Mito 1: “A Previdência faz parte da Seguridade Social, que não é deficitária. Logo, não há problema”

Você com certeza já deve ter ouvido isso por aí. Essa narrativa é muito repetida pelas redes e argumenta o seguinte: não há déficit na Previdência Social se todas as receitas do Sistema de Seguridade Social, do qual a Previdência faz parte, forem considerados.

A narrativa diz até que se eliminássemos a incidência da DRU – desvinculação das receitas da União, instrumento criado para flexibilizar o gasto do governo federal –, obteríamos até mesmo um superávit na Seguridade.

Em primeiro lugar, é questionável tal proposta de eliminar a incidência da DRU. Isso porque ela foi criada por meio de emenda à Constituição; sendo assim, é tão constitucional quanto a atribuição de recursos à Seguridade.

Em segundo, os dados mostram que, na verdade, a história não é bem assim. Observe nos gráficos abaixo:

s gráficos mostram o resultado da Seguridade Social, com e sem DRU. Note que, com ela, o déficit chega a incríveis R$ 259 bilhões em 2016, ou 4,1% do PIB. Sem ela, o déficit segue alto: R$ 165 bilhões, ou 2,6% do PIB.

“Como eles chegam num superávit, então?”, você deve estar se perguntando. É simples: a conta feita pelos que argumentam que a Previdência não tem déficit faz uso de procedimentos metodológicos no mínimo questionáveis; o pulo do gato é a eliminação do Regime Próprio de Previdência dos servidores (RPPS), como se ninguém precisasse pagá-los.

Como a Previdência dos servidores públicos federais é fortemente deficitária, o resultado líquido desse truque contábil é diminuir o déficit da Seguridade e até transformá-lo em superávit.

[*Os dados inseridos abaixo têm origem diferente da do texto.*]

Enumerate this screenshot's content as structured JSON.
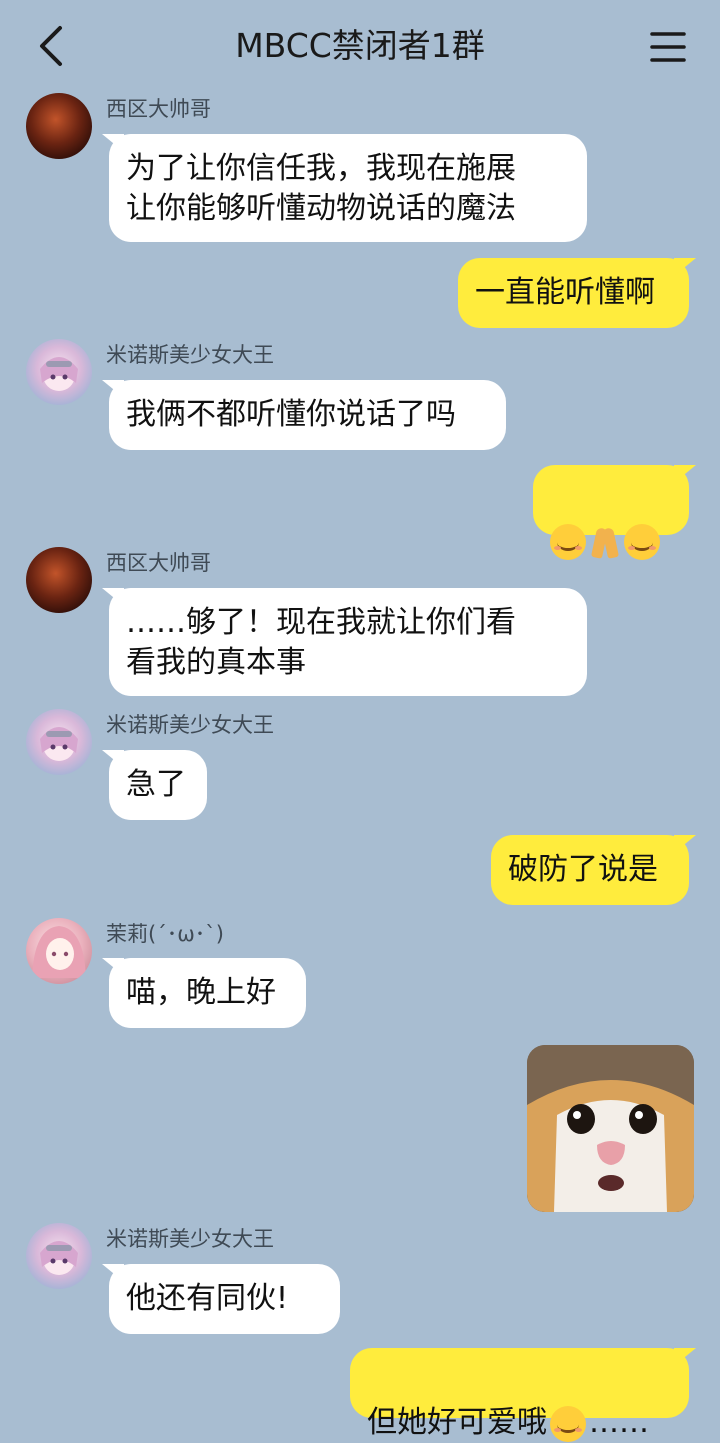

Entretanto, mesmo sob esse critério (isto é, mesmo desconsiderando os gastos do RPPS), em 2016 obtemos um déficit de R$ 97 bilhões, segundo a IFI (Instituição Fiscal Independente) do Senado.

Além disso, é importante lembrar que o déficit per se não importa tanto. O mais importante é o total de despesas, e o quanto elas pesam em relação ao orçamento.

Já é sabido que o Brasil é um país jovem que gasta como país velho. As despesas com Previdência já consomem metade do orçamento primário da União. Gastamos, com essa rubrica, o mesmo que o Japão, ainda que a sociedade japonesa seja três vezes mais idosa que a nossa.

Sem a reforma, esse gasto só irá crescer, e precisaremos de novas rodadas de grandes aumentos de carga tributária, além de termos que gastar menos em outras áreas tão importantes quanto – como Saúde, Educação e Segurança.

Mito 2: “Vamos trabalhar até morrer sem nos aposentarmos, já que a expectativa de vida é de 75 anos”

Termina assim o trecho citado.